Костя вчера рассказал мне о том, что уже у самой станицы, проезжали они с Алексеем мимо поместья какого-то, а там шум-гам. Остановились, пригляделись. Видят, мальчишку лет двенадцати тащат двое здоровенных мужиков. Тот упирается, орёт, плачет, а помещик командует: «Руку отсекайте! Будет знать, бусурманский ублюдок, как чужое добро воровать!» Ну Алексей и не выдержал, рванул отбивать мальчишку. Нагайкой постегал мужиков, да и помещику от его гнева досталось. А тот, долго не думая, к полковнику, мол служивый ваш на нас напал. Показывает след от нагайки на лице и голосит на всю станицу. Полковник, не разобравшись, приказал высечь нарушителя порядка. А Алексей, когда схватили его, только матом ругнулся и ни документов не показал, ни представился по форме. Видимо, понимая, что слушать его никто не станет в том шуме и завываниях помещика. Молчал и когда стегали его кнутом — пощады не просил. Боль-то он ослабил, насколько позволяли его техномагические навыки, но тело — это ведь просто человеческое тело и оно очень уязвимо. А доспехи свои отключил, чтобы не спалиться. Сколько ударов перенёс, не считал Костя, он бросился в ноги полковнику и умолял остановить экзекуцию. Но его никто не слушал, он ведь просто слуга, денщик.
— Так что, умер сотник Зайцев? — угрюмо спрашивает полковник.
— Жив, пока что жив. Если бы я вчера не подоспела — умер бы.

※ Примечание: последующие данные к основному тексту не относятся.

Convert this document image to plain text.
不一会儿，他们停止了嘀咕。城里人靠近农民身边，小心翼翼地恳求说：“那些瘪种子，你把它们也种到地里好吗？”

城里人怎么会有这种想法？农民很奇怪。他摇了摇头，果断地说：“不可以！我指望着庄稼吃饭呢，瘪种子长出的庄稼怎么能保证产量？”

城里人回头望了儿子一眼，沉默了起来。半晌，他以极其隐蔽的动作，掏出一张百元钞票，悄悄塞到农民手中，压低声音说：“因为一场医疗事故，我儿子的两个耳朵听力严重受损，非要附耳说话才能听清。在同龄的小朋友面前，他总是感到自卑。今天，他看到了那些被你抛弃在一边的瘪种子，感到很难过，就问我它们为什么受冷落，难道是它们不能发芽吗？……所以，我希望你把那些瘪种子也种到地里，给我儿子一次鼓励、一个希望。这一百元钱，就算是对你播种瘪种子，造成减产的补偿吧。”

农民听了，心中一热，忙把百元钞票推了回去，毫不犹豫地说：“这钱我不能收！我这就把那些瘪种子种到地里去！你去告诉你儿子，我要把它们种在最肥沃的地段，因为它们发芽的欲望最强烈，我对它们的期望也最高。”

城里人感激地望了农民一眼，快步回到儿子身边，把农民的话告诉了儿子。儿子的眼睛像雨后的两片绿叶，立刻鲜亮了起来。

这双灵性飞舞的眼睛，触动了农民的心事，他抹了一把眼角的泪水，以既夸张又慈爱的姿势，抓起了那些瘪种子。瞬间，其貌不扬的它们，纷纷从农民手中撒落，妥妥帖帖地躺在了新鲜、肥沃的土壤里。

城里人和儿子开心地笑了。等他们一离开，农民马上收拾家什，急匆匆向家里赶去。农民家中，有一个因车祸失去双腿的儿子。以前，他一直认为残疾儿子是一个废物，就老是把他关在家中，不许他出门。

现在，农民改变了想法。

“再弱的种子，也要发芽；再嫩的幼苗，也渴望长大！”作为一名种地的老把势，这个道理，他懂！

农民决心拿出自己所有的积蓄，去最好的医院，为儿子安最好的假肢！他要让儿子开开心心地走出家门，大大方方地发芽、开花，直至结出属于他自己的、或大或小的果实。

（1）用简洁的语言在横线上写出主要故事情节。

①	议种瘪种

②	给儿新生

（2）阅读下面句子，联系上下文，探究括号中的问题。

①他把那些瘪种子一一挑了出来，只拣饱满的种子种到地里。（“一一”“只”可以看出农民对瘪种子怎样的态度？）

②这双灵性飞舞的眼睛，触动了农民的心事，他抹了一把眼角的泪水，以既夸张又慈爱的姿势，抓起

— Ну так ступайте и лечите, чтоб не умер. Неча мне тут истерики закатывать, — злится он, а я думаю: «Вот же, сволочь!»
Злая и раздражённая возвращаюсь в лазарет, где у распахнутой двери меня уже поджидает усатый казак Тимофей. Букетик полевых цветочков из-за спины вытаскивает и ко мне:
— Алёнушка, солнце ясное, — улыбается он, протягивая мне флористическое творение.
— Неужто захворали, Тимофей Батькович? — спрашиваю я, принимая букетик.

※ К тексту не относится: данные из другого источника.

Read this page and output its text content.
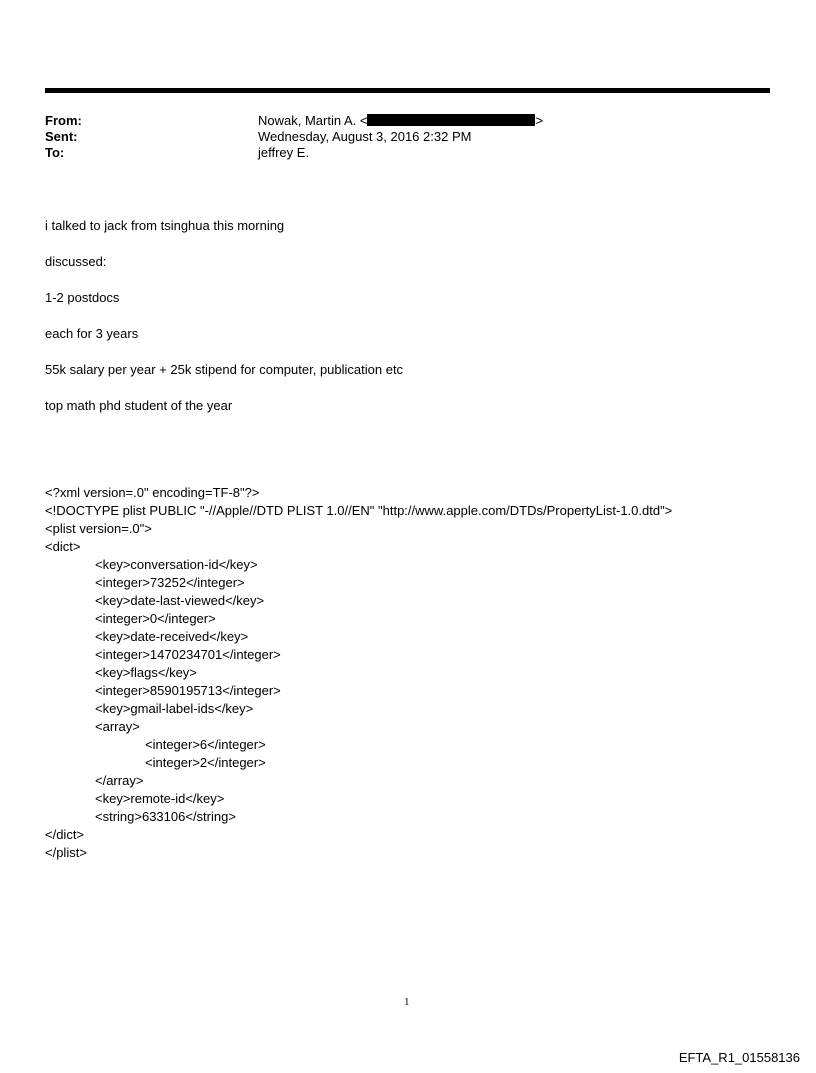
From:	Nowak, Martin A. <	>
Sent:	Wednesday, August 3, 2016 2:32 PM
To:	jeffrey E.

i talked to jack from tsinghua this morning

discussed:

1-2 postdocs

each for 3 years

55k salary per year + 25k stipend for computer, publication etc

top math phd student of the year

<?xml version=.0" encoding=TF-8"?>
<!DOCTYPE plist PUBLIC "-//Apple//DTD PLIST 1.0//EN" "http://www.apple.com/DTDs/PropertyList-1.0.dtd">
<plist version=.0">
<dict>
<key>conversation-id</key>
<integer>73252</integer>
<key>date-last-viewed</key>
<integer>0</integer>
<key>date-received</key>
<integer>1470234701</integer>
<key>flags</key>
<integer>8590195713</integer>
<key>gmail-label-ids</key>
<array>
<integer>6</integer>
<integer>2</integer>
</array>
<key>remote-id</key>
<string>633106</string>
</dict>
</plist>
1
EFTA_R1_01558136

— Никак нет, — весело рапортует он мне. — Вот, повидаться пришёл. На роздыхе мы два денька, а потом в разъезд отправимся.

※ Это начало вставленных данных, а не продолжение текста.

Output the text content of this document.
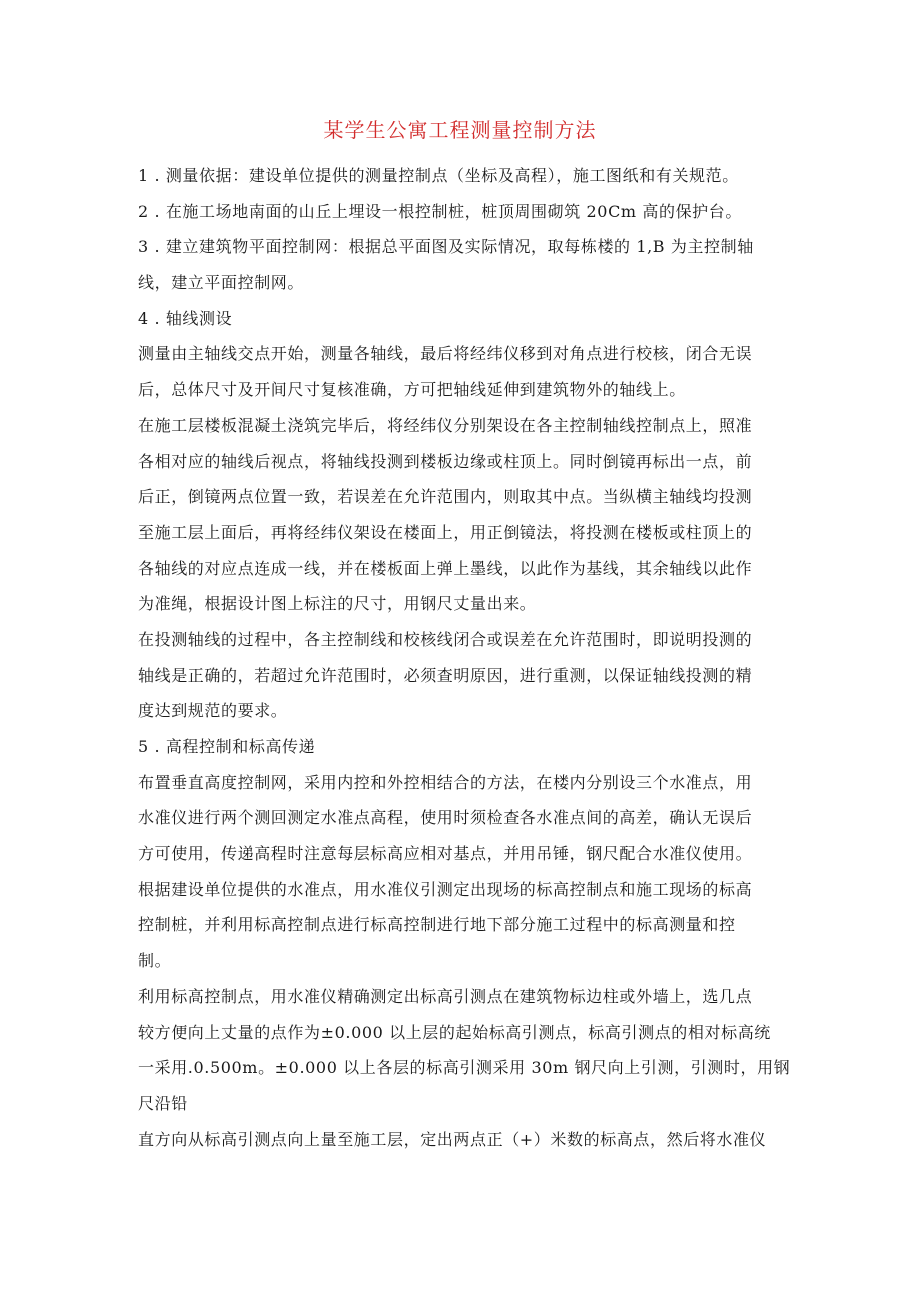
某学生公寓工程测量控制方法
1 . 测量依据：建设单位提供的测量控制点（坐标及高程），施工图纸和有关规范。
2 . 在施工场地南面的山丘上埋设一根控制桩，桩顶周围砌筑 20Cm 高的保护台。
3 . 建立建筑物平面控制网：根据总平面图及实际情况，取每栋楼的 1,B 为主控制轴
线，建立平面控制网。
4 . 轴线测设
测量由主轴线交点开始，测量各轴线，最后将经纬仪移到对角点进行校核，闭合无误
后，总体尺寸及开间尺寸复核准确，方可把轴线延伸到建筑物外的轴线上。
在施工层楼板混凝土浇筑完毕后，将经纬仪分别架设在各主控制轴线控制点上，照准
各相对应的轴线后视点，将轴线投测到楼板边缘或柱顶上。同时倒镜再标出一点，前
后正，倒镜两点位置一致，若误差在允许范围内，则取其中点。当纵横主轴线均投测
至施工层上面后，再将经纬仪架设在楼面上，用正倒镜法，将投测在楼板或柱顶上的
各轴线的对应点连成一线，并在楼板面上弹上墨线，以此作为基线，其余轴线以此作
为准绳，根据设计图上标注的尺寸，用钢尺丈量出来。
在投测轴线的过程中，各主控制线和校核线闭合或误差在允许范围时，即说明投测的
轴线是正确的，若超过允许范围时，必须查明原因，进行重测，以保证轴线投测的精
度达到规范的要求。
5 . 高程控制和标高传递
布置垂直高度控制网，采用内控和外控相结合的方法，在楼内分别设三个水准点，用
水准仪进行两个测回测定水准点高程，使用时须检查各水准点间的高差，确认无误后
方可使用，传递高程时注意每层标高应相对基点，并用吊锤，钢尺配合水准仪使用。
根据建设单位提供的水准点，用水准仪引测定出现场的标高控制点和施工现场的标高
控制桩，并利用标高控制点进行标高控制进行地下部分施工过程中的标高测量和控
制。
利用标高控制点，用水准仪精确测定出标高引测点在建筑物标边柱或外墙上，选几点
较方便向上丈量的点作为±0.000 以上层的起始标高引测点，标高引测点的相对标高统
一采用.0.500m。±0.000 以上各层的标高引测采用 30m 钢尺向上引测，引测时，用钢
尺沿铅
直方向从标高引测点向上量至施工层，定出两点正（+）米数的标高点，然后将水准仪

Я захожу в помещение и оглядываю койки. Никого нового не привезли. Все больные вчерашние. А Зайцев? О-о, герой нашего времени уже в сознании. Да прям ещё в каком! Смотрит так на меня и на Тимофея, который увязался за мной, аж глаза техномагические огнём горят.
— Не побрезгуйте, Алёнушка, прогуляться вечерком, — зовёт меня на свидание Тимофей.
Я останавливаюсь, смотрю на него задумчиво. Костя сокрушался, что по глупости Зайцев влип, теперь теряют они время, а им надо как-то в дом Денисова свободный доступ получить. Там, в этом доме, у них задание. А теперь что? Как теперь работать, когда Алексей даже двигаться не может?